The Bayonet Constitution

#178 in the Moʻolelo series

It is important to bear in mind that the purpose of the Bayonet Constitution was not a seize power for its own sake, but to renew the 11 year old Reciprocity Treaty, which allowed the export of sugar to the US duty-free.* Kalākaua refused to renew the treaty because it upped the ante, giving the US exclusive use of Pearl Harbor. Bernice Pauahi Bishop was one of the land owners along the harbor (Kaʻōnohi, an ʻili commonly called Pearlridge, was inherited from her mother), and she fought with her husband Charles Reed Bishop over ceding access – it is said to be their one disagreement in their long marriage.

The Bayonet Constitution was an illegal document because the king signed it under duress, or threat of overthrow and violence, and it was not ratified by legislature or the populace. Osorio encapsulated the predicament presented by the bayonet constitution, which he claimed:

allowed the whites political control without requiring that they swear allegiance to the king. Indeed the constitution removed  every paradox that had previously confounded haole citizens by making the nation belong to them without requiring that they belong to the nation.

Osorio, 2002, 197

This control came from the clause that allowed the cabinet to override the King. The cabinet at that time consisted of Reform Party members, sugar growers’ interests, in other words, Kalākaua’s enemies. The Constitution had provisions that allowed foreigners to vote without giving up their foreign citizenship (called “denizens”). Voting requirements were taken from the Jim Crow-era Constitution of Mississippi, using property ($3000 worth) and income ($600 per year) requirements for eligibility. This almost made the minority of whites (about 2000 in a Kingdom of 100,000) into a majority of the voters. (Jon Van Dyke points out that they were not actually a majority, because that was impossible with those numbers, so Hawaiians still controlled the vote after the Bayonet Constitution, but by a much smaller margin).
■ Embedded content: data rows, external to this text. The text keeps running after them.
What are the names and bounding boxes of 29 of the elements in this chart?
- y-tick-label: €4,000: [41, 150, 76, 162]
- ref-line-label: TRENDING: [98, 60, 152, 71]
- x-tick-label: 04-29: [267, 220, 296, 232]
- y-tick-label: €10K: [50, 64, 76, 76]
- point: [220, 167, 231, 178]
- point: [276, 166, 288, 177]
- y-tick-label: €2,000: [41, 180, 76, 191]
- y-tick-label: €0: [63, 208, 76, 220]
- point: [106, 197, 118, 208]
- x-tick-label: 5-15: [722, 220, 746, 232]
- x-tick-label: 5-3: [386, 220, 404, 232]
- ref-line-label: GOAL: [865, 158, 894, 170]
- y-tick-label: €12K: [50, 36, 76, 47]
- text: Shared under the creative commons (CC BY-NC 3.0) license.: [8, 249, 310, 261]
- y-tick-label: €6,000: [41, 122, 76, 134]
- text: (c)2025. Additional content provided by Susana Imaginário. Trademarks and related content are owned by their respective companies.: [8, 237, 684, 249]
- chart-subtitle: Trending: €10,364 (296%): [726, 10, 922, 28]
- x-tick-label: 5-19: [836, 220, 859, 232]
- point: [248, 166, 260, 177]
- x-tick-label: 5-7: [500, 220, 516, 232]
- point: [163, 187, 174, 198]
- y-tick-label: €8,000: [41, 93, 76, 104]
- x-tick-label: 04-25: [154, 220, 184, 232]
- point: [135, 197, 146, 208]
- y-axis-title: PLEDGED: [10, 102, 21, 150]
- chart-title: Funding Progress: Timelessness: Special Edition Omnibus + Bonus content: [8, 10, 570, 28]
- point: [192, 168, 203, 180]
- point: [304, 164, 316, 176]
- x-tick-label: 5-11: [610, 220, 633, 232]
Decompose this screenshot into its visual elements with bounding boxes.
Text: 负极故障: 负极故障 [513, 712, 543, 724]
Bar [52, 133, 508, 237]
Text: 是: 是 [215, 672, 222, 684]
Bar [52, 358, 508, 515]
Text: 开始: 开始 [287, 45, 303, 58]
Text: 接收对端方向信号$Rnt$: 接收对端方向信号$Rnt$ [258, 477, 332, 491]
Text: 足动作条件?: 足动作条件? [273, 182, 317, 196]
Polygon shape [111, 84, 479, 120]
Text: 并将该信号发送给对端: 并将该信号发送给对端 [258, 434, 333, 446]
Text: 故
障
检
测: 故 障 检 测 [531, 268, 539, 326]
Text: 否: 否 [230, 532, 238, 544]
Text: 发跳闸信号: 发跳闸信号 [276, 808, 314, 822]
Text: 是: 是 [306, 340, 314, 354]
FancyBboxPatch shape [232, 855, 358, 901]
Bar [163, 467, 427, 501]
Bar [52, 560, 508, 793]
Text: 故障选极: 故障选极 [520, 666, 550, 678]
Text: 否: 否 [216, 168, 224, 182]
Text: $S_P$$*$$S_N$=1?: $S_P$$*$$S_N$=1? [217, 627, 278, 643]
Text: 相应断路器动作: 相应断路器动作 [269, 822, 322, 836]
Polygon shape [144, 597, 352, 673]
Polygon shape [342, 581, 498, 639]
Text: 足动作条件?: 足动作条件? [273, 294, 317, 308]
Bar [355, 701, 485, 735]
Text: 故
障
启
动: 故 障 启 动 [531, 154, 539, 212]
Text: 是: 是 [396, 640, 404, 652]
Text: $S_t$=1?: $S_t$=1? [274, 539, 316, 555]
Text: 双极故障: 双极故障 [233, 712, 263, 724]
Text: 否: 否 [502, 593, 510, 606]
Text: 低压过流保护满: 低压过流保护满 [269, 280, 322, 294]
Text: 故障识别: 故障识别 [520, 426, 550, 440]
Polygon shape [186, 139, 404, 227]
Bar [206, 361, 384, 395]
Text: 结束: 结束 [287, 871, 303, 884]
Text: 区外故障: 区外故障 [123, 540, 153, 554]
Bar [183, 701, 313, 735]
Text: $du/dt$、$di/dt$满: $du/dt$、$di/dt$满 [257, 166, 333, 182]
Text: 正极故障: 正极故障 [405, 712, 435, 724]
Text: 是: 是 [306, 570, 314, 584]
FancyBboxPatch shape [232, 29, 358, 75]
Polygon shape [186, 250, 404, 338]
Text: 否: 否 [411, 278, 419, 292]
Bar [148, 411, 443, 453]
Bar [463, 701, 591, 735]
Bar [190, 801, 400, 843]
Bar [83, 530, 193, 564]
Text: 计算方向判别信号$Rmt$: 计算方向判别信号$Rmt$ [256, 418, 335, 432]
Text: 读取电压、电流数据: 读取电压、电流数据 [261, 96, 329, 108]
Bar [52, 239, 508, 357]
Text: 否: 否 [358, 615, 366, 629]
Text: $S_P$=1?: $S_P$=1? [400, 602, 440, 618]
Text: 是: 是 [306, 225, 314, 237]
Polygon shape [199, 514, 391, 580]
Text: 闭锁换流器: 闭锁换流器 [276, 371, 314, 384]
Attorney Samuel Kāne summed up the native position under this constitution well:

We have not yet signed it … If we do not take the oath, of course, we cannot vote. But in this perilous time we are under obligation to take oath under it. No matter if we agree with it or not, we shall have a majority on our side, and then we will be able to change it.

Osorio, 2002, 244 – 245

Article 48 of the constitution of 1864 states that the:

Legislature has full power to and authority to amend the constitution as hereinafter provided; and from time to time to make all manner wholesome laws not repugnant to the provisions of this constitution.

Constitution of 1887, Article 48

This suggests a further reason that the Bayonet Constitution was illegally promulgated – it was put forward by the wrong branch of government. With the Bayonet Constitution in place, the Reform party cabinet signed the renewed reciprocity treaty with the Pearl Harbor clause. Lorrin Thurston later readily admitted that the Constitution was “extra-legal,” i.e., illegal. Promulgating a new Constitution became the singular goal of both Kalākaua and Liliʻuokalani after him, who made a draft Constitution in 1893.

Lorrin Thurston

*The original Reciprocity Treaty had a 7 year term and was renegotiated every year thereafter.